No entorno de um estádio avaliado em R$ 700 milhões, está uma das regiões mais pobres e impactadas pela tragédia climática que assolou Porto Alegre – e quase todo Rio Grande do Sul – há um ano. Casa da Arena do Grêmio, o bairro Farrapos, na zona norte da Capital, teve 17.522 pessoas afetadas pela enchente, segundo dados da Secretaria Municipal de Meio Ambiente, Urbanismo e Sustentabilidade. Vizinho dali, o bairro Humaitá concentra boa parte de bares, mercados e trabalhadores autônomos que vivem em função dos jogos do Tricolor. Lá, mais 12.617 moradores foram atingidos pela cheia do Guaíba. Passado um ano do início da inundação, a Arena do Grêmio restabeleceu 95% das operações e funciona com capacidade máxima desde outubro. Enquanto dentro do estádio a rotina está bem próxima da normalidade, do lado de fora há marcas que o tempo não será capaz de apagar.

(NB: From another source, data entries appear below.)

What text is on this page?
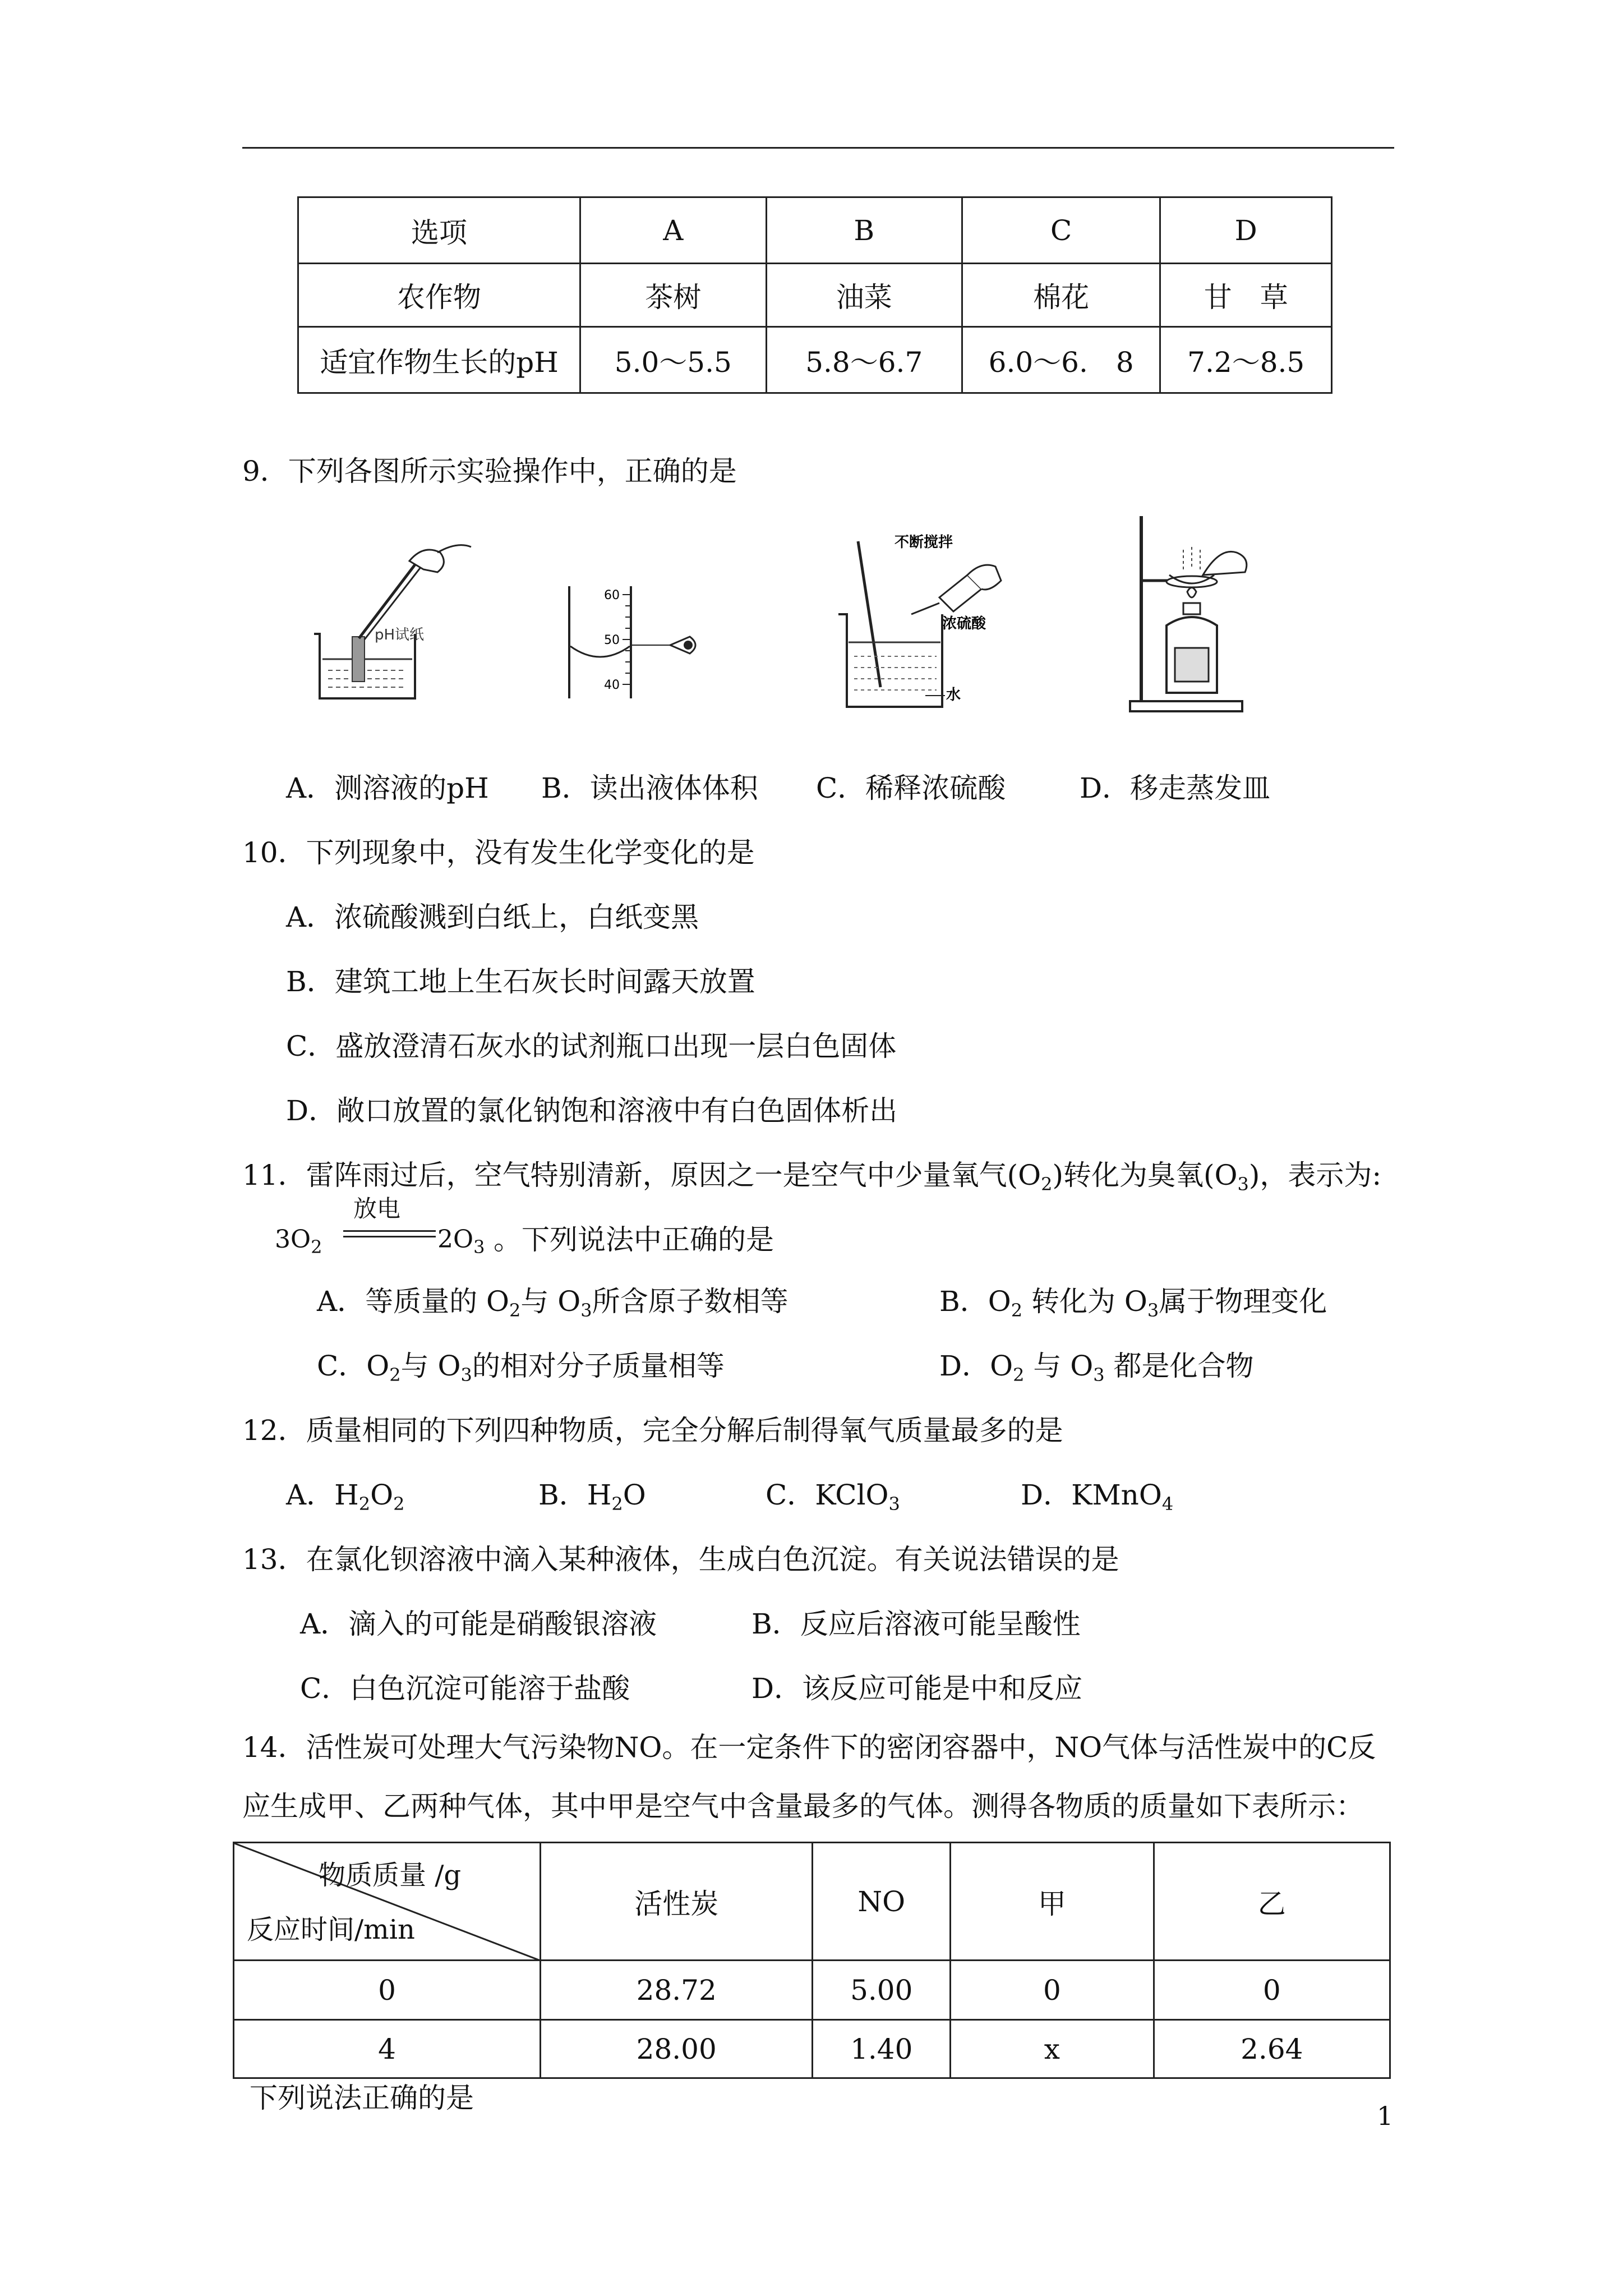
选项	A	B	C	D
农作物	茶树	油菜	棉花	甘　草
适宜作物生长的pH	5.0～5.5	5.8～6.7	6.0～6.　8	7.2～8.5
9．下列各图所示实验操作中，正确的是
pH试纸
60
50
40
不断搅拌
浓硫酸
水
A．测溶液的pH B．读出液体体积 C．稀释浓硫酸	D．移走蒸发皿
10．下列现象中，没有发生化学变化的是
A．浓硫酸溅到白纸上，白纸变黑
B．建筑工地上生石灰长时间露天放置
C．盛放澄清石灰水的试剂瓶口出现一层白色固体
D．敞口放置的氯化钠饱和溶液中有白色固体析出
11．雷阵雨过后，空气特别清新，原因之一是空气中少量氧气$(O_2)$转化为臭氧$(O_3)$，表示为:
放电
$3O_2$	$2O_3$ 。下列说法中正确的是
A．等质量的 $O_2$与 $O_3$所含原子数相等	B．$O_2$ 转化为 $O_3$属于物理变化
C．$O_2$与 $O_3$的相对分子质量相等	D．$O_2$ 与 $O_3$ 都是化合物
12．质量相同的下列四种物质，完全分解后制得氧气质量最多的是
A．$H_2O_2$	B．$H_2O$	C．KClO$_3$	D．KMnO$_4$
13．在氯化钡溶液中滴入某种液体，生成白色沉淀。有关说法错误的是
A．滴入的可能是硝酸银溶液	B．反应后溶液可能呈酸性
C．白色沉淀可能溶于盐酸	D．该反应可能是中和反应
14．活性炭可处理大气污染物NO。在一定条件下的密闭容器中，NO气体与活性炭中的C反
应生成甲、乙两种气体，其中甲是空气中含量最多的气体。测得各物质的质量如下表所示：
物质质量 /g
反应时间/min	活性炭	NO	甲	乙
0	28.72	5.00	0	0
4	28.00	1.40	x	2.64
下列说法正确的是
1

Nascido e criado na região, o comerciante Luciano Pinheiro Osório, 54 anos, precisou abandonar a casa e todas as suas fontes de renda em maio de 2024. Saiu com a água pela cintura ao lado da esposa, conseguiu chegar à BR-290, que margeia o bairro, e pegou uma carona para se alojar na casa de um amigo em Viamão, na região metropolitana de Porto Alegre. Luciano é proprietário de um mercado na Rua Luiz Carlos Pinheiro Cabral, um dos pontos de encontro mais populares em dias de jogos. Com o estoque lotado de bebidas para as partidas que estavam por vir, o prejuízo foi inevitável.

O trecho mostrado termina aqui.